I’ve always found drag to be super offensive, but was never able to verbalize it until I saw your video on drag. Your drag queen claimed that the primary reason for drag is “to make straight men uncomfortable.” This is precisely what I don’t want to do, and the discomfort that drag queens cause often leads to discrimination against the transgender community, particularly those who aren’t so privileged in terms of passing. Given that drag queens substantially outnumber transgendered individuals, do drag queens consider this potential harm in sending the wrong message about gender to the population at large? 

Like Free Pride’s decision, this question centers on the idea that causing discomfort is damaging or undesirable. I’m mortified to think that my art could degrade a fellow LGBTQ person, so part of me wants to dissemble and explain that my comment was just a joke aimed at homophobes who take drag as a personal attack. But that would be dishonest. Instead, I’ll admit it: Spooking straight people—making them uncomfortable—is one of my favorite activities. Not because I’ve overlooked my potential to cause harm. But because I am focused on my potential to cause change.

The discomfort I cause as a drag queen is not intended to shore up the wall between LGBTQ people and the rest of the world, but to erode it. When I ride the subway in full makeup, I give a few dozen tourists their first genderfuck experience. When I buy groceries in a lace-front wig, my cashiers must relinquish their certainty that that kind of person doesn’t live in their neighborhood. When I startle a grade-schooler into asking his mother, “That’s not a real lady, right, Mom?” I’m starting a conversation that may not otherwise have happened. Drag has a unique capacity to make gender issues blatantly visible to those who might try to ignore them.

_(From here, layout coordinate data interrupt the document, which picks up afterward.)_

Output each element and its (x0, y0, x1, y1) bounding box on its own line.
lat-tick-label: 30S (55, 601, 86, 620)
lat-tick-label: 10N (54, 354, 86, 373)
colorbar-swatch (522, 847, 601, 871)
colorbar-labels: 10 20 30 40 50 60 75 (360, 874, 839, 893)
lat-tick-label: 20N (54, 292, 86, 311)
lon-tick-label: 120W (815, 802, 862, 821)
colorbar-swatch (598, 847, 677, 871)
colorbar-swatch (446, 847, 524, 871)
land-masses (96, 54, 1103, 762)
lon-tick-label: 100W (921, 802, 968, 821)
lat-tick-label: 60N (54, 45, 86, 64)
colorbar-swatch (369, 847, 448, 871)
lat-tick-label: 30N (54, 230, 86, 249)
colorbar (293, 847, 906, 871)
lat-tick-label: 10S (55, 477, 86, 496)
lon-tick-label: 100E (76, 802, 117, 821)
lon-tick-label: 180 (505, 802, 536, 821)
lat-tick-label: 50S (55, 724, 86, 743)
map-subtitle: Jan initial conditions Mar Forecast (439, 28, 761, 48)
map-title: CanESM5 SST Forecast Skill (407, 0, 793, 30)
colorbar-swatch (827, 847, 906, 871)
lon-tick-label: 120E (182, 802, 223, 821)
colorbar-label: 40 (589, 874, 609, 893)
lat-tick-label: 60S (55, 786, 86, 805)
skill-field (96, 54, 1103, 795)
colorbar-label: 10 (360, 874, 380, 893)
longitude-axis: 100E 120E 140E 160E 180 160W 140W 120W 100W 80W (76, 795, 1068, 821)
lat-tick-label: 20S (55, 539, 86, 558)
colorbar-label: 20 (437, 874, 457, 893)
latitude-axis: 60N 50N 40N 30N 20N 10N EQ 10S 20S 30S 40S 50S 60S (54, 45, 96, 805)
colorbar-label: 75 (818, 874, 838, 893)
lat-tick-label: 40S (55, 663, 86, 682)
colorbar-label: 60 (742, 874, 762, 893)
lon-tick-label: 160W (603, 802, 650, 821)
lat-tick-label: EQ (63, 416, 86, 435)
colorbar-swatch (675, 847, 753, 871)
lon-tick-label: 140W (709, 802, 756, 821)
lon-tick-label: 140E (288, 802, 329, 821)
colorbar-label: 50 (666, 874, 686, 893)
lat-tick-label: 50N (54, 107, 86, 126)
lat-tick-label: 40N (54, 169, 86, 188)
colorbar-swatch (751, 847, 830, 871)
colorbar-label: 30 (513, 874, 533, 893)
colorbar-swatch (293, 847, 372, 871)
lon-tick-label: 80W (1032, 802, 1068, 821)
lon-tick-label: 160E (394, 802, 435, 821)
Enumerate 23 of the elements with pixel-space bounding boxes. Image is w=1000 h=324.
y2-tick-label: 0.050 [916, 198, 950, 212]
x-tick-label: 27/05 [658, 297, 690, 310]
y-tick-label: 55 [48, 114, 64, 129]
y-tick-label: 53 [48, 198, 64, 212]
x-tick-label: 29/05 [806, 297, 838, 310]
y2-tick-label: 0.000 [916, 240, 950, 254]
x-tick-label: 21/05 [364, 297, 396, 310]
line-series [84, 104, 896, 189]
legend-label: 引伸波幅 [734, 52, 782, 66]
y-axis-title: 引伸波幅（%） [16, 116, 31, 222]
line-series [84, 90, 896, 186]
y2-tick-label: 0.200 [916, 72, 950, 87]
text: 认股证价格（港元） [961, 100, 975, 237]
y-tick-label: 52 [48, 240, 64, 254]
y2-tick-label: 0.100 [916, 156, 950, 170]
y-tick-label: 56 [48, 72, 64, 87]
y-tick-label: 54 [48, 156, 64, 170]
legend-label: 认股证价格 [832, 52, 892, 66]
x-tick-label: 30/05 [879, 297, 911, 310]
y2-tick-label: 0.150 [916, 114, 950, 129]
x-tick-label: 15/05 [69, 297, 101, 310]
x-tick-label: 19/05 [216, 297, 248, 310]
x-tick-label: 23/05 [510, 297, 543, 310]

And when I perform for LGBTQ people, I have the same goal—to cause discomfort that blurs, rather than sharpens, the lines between the groups within our community. By sending the “wrong message about gender” or “making it into a joke” within queer spaces, I question the perceived divisions between my audience members, which include trans people, gay men, lesbians, cis-female bachelorettes, and nervous hetero boyfriends. I don’t ignore the diversity within an LGBTQ crowd; I embody it.

There are so many false assumptions between the lines of Free Pride’s now-rescinded decree. That drag is un-serious. That it’s possible to draw a clear line between cis- and trans-drag performers. That systematic exclusion can be used to create a more inclusive environment. But the most harmful idea is that drag—or any queer art form, for that matter—should be muzzled. If there are performers who use drag as a platform for creating enmity and hate, they should be condemned for doing violence to the art form. But condemning all drag performers for the sins of their peers is a ham-fisted mistake.

And in the wake of this fiasco, drag performers should learn how to advocate for themselves when accused of mocking others. Too often, I’ve heard defensive drag performers argue that drag is just harmless comedy, suggesting that women and trans people who don’t like it should just grow a thicker skin. This is the oft-condemned “you gotta take that up with your therapist, kiddo” defense adopted by RuPaul in 2012. But that defense misses the mark. Instead of downplaying drag’s power to stir outrage—insisting that drag is not that bad and that its detractors are overly sensitive—drag performers should acknowledge and embrace their art form’s gritty nature. Yes, drag hits viewers where they are most vulnerable and confused. Yes, it makes people uncomfortable. And that’s good.